My Lords, there are certainly criminal sanctions associated with giving false information. There are, of course, levels of falsity. I do not think that it would be right for me to go into the detail of this case because, as the noble Lord knows, I am precluded by the confidentiality provisions of the legal aid Act from knowing about the details of the financial circumstances given to the Legal Aid Board by an applicant. But there are, of course, possibilities both of civil and criminal sanctions in this area, subject to the availability of the person in question to the forces of law and order in this country.

Lord Hailsham of Saint Marylebone

My Lords, given that the matter is under appeal and that my noble and learned friend is therefore under some constraint, may I ask him this question? If the original application was based upon false information as to assets or means, is there any mechanism for recovering the money which has already been spent from the person who gave that information?

The Lord Chancellor

My Lords, as regards the person who gave the information, assuming the certificate is revoked it is treated then as never having been granted in a question between the Legal Aid Board and the applicant. Therefore the applicant is liable for all the moneys that the Legal Aid Board has paid out.

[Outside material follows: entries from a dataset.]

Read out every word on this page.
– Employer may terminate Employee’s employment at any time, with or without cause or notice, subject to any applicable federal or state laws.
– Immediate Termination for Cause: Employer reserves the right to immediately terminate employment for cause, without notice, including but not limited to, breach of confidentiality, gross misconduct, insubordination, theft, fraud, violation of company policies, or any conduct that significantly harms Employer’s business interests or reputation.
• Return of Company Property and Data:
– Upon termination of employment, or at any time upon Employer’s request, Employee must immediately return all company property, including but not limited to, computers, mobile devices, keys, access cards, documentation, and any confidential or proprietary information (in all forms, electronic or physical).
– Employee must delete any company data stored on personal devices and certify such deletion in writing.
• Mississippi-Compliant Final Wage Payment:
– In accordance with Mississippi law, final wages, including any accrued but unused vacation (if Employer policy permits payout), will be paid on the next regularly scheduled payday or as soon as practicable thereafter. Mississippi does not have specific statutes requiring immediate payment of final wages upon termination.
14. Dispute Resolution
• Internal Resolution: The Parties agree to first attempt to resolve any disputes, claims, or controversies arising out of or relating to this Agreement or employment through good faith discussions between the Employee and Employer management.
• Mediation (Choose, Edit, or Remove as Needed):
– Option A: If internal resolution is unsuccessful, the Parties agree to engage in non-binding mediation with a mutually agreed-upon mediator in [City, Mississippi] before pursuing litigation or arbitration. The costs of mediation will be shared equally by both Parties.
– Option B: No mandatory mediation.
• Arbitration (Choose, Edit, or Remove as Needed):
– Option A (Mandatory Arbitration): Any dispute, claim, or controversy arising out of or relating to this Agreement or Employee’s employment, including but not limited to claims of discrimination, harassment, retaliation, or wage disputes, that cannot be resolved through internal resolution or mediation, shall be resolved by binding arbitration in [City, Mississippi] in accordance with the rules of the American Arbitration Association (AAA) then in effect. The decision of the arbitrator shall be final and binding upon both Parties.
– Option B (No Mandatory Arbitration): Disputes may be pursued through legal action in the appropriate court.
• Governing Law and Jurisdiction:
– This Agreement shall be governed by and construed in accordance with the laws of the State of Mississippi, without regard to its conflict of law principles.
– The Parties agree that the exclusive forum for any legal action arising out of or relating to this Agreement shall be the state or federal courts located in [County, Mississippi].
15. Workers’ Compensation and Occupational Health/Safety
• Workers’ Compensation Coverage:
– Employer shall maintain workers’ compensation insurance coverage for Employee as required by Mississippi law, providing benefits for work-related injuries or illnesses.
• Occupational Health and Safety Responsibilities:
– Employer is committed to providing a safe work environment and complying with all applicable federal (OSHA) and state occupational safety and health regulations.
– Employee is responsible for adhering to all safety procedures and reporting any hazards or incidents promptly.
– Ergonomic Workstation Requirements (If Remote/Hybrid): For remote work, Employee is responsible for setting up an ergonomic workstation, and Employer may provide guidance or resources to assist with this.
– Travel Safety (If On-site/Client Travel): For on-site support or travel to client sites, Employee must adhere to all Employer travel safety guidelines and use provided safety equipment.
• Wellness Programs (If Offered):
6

Of course, as my noble and learned friend is well aware, legal liability and actually getting the money into the Legal Aid Board's hands are two rather different matters.

Lord Williams of Mostyn

My Lords, does the noble and learned Lord the Lord Chancellor recognise that many on this side of the House are concerned with the availability of legal aid for the apparently not wealthy? Does it not seem rather strange—I believe this to be a commonly held view in your Lordships' House—that a man of the wealth of Dr. Hashim can obtain £2.8 million so far whereas citizens of this country who are barely above income support levels have no effective access to legal aid and assistance? Is there any sensible prospect of recovering at least this £2.8 million which many of us regard as a disturbingly lax disbursement of public funds?

The Lord Chancellor

My Lords, the regulations under which the Legal Aid Board functions carry the authority of Parliament. As far as I am concerned, the regulations were applied in the case of Dr. Hashim. I am at least as concerned as the noble Lord about the availability of legal aid to those people who really need it. I am convinced that the rigidity of the present scheme militates against a really effective distribution of legal aid money. I should point out that the money was not paid to Dr. Hashim, as I think the noble Lord, Lord Williams of Mostyn, suggested, but to practitioners in this country: they are the recipients of the money. I should perhaps supplement that by saying that one of the responses I have already received to the consultation paper suggests that the money in question should be paid to clients rather than to their lawyers.

Lord Boyd-Carpenter

My Lords, can my noble and learned friend confirm that there is no question in the future of handing out very large sums, amounting to millions of pounds, of taxpayers' money in cases of this kind, and that this incident will not be repeated?

The Lord Chancellor

My Lords, I am certain that if it is possible to devise rules under the present scheme which have the effect my noble friend describes without detriment to others—it is a system of rules—then certainly, in the light of the consultation, I will seek to do so. I do, however, suggest to my noble friend and to your Lordships generally that it may be that a more radical change in the whole system is required so as to enable the Legal Aid Board to act in the light of other priorities than merely financial entitlement plus a reasonable case, and that a system under which local priorities and needs are assessed as a guide for the Legal Aid Board may be a useful addition to the present panoply of powers it has.